The report says this is largely because both states prevent issuers from legally opting out of their lease payments.
At a time when lease securities have come under greater scrutiny because of their greater risks, and because the recession has made it more difficult for issuers to budget lease payments, Indiana and Kentucky are proving that leasing can still be a success story, the report says.
Entitled How Indiana Lease Bonds Work, by Nuveen analyst John Illyes, the report attempts to explain why leasing is working so well in the two states where it has the longest track record.
Neither state has seen a lease default after nearly 50 years of lease issuance primarily because "neither state permits a lessee to legally nonappropriate" payment for a lease security, the report says.
That puts Indiana and Kentucky leases a step above their counterparts in most othe states, where state and local issuers include "nonappropriation clauses" in their lease contracts to prevent the securities from being construed as debt and coming under state debt restrictions.
Besides prohibiting any casual termination of a lease, both states "stringently monitor local lessees to ensure that all rental payments are budgeted and appropriated in a timely fashion," a backstop for investors that has helped to prevent even slight delays in lease payments, the report says.
In Kentucky, the auditor of the commonwealth will not approve a local government's budget unless it provides for lease payments, while the Indiana State Board of Tax Commissioners -- which by statute must approve all local lease issues -- can increase local property taxes, if necessary, to cover rental payments.
Besides having direct authority over local budgets, both states have shown in test court cases that they were willing and able to withhold state monetary aid from localities that refused to make lease payments.

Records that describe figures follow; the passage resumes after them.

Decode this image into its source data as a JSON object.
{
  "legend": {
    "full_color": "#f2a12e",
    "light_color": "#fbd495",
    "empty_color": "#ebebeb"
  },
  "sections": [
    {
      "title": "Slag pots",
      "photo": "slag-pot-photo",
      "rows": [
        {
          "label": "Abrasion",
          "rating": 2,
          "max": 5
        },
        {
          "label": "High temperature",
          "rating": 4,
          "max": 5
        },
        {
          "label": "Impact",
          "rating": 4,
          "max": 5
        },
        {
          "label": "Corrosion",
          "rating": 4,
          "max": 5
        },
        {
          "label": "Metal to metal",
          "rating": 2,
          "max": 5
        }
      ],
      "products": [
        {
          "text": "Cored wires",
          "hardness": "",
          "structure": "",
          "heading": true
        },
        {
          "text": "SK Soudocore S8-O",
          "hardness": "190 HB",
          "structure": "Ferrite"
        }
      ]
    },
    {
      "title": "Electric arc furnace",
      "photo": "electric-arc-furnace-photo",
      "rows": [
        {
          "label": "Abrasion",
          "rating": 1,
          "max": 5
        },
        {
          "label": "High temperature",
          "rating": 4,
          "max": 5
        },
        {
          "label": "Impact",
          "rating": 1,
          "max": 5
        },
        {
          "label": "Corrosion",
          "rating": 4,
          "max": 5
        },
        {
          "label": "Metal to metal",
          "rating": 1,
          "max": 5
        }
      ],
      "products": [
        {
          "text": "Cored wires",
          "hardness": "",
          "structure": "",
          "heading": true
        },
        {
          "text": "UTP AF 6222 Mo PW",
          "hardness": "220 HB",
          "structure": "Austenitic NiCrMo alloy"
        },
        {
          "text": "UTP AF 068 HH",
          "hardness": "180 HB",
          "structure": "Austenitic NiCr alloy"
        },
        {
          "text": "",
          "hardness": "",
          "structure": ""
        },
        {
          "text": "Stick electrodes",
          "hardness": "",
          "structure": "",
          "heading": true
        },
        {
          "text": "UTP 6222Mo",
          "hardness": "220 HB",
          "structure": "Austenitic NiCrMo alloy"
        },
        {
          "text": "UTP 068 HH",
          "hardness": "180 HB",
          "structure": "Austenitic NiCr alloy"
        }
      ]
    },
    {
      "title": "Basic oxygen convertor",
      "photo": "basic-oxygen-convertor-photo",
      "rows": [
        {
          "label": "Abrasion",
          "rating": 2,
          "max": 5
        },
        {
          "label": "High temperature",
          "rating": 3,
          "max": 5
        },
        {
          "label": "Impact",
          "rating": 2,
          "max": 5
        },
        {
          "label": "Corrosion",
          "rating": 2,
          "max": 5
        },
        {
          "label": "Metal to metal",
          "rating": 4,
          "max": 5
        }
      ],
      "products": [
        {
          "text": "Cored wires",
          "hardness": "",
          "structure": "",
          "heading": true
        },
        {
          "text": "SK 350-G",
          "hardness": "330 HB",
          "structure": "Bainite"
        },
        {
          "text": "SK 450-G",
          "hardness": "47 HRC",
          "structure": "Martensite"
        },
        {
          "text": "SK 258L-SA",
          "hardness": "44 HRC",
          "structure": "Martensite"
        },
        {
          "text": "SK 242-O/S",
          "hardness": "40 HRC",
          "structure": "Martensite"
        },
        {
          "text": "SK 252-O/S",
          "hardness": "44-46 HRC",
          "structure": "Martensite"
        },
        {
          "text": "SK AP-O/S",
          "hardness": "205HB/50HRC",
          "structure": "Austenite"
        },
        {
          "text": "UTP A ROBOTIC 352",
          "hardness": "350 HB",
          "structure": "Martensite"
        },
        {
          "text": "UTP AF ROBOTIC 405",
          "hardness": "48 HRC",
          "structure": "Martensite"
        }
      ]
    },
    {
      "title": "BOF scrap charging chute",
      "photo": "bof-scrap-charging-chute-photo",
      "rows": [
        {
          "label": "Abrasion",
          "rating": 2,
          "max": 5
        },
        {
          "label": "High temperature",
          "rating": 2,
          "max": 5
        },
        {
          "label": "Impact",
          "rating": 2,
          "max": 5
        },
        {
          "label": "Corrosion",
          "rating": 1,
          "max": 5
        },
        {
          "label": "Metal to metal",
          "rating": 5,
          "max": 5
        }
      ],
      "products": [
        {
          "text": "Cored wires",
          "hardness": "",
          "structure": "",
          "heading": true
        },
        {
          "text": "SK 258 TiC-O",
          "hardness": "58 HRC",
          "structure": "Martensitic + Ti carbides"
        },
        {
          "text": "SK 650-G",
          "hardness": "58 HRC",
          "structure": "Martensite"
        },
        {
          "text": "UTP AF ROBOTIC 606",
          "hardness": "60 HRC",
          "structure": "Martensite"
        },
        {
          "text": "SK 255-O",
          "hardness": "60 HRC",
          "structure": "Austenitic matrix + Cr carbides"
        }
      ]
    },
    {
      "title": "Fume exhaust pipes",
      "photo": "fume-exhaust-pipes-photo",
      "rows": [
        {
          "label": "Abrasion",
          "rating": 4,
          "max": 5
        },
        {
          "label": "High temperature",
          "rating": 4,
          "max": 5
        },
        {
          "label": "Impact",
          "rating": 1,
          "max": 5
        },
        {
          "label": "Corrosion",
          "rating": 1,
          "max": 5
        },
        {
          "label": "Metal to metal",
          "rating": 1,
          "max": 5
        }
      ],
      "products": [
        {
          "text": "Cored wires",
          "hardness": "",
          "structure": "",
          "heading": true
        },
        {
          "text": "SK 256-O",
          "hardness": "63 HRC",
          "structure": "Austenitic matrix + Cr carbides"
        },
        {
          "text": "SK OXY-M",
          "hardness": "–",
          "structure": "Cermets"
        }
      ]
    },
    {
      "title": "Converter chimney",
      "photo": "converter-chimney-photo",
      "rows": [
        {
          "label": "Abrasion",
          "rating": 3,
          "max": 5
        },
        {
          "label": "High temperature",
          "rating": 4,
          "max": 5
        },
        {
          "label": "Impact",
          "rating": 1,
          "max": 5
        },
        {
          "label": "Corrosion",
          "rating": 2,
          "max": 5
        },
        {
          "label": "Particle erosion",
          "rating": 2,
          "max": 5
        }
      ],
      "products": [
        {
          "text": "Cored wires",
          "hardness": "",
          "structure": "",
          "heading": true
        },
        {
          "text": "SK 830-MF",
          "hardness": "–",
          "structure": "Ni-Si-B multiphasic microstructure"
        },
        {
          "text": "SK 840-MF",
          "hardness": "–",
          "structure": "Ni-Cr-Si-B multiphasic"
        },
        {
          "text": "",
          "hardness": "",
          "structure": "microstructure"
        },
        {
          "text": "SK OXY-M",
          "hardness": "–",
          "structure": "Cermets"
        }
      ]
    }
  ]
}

Indiana even has the power to "intercept" state school aid payments to ensure leases are paid.
"Since the Indiana and Kentucky constitutions severely limit general obligation borrwoing, both states recognize leasing as an indispensable tool for accessing the capital markets. This 'enlightened self-interest' ... is why neither state has ever allowed a lease to default," the report notes.
The extraordinary security provisions the two states provide to their lease offerings also explain why the offerings receive unusually high ratings and maintain those ratings despite hard times.
In most states, leases are graded a notch below general obligation bonds. In Indiana, "the ratings agencies are comfortable enough with leases that in an overwhelming majority of cases an issuer's lease-backed debt is rated exactly the same as its GOs," the report says. Indiana School Building Corp. lease bonds, because of the state aid intercept mechanism, receive an "automatic A" from the agencies, it says.
The high ratings earned by the two states' lease securities make them more recession-proof than other states' lease issues. The report points out, for example, how a major downgrade of New York state in 1990 caused the state's lease ratings to fall to only a notch above "junk" status.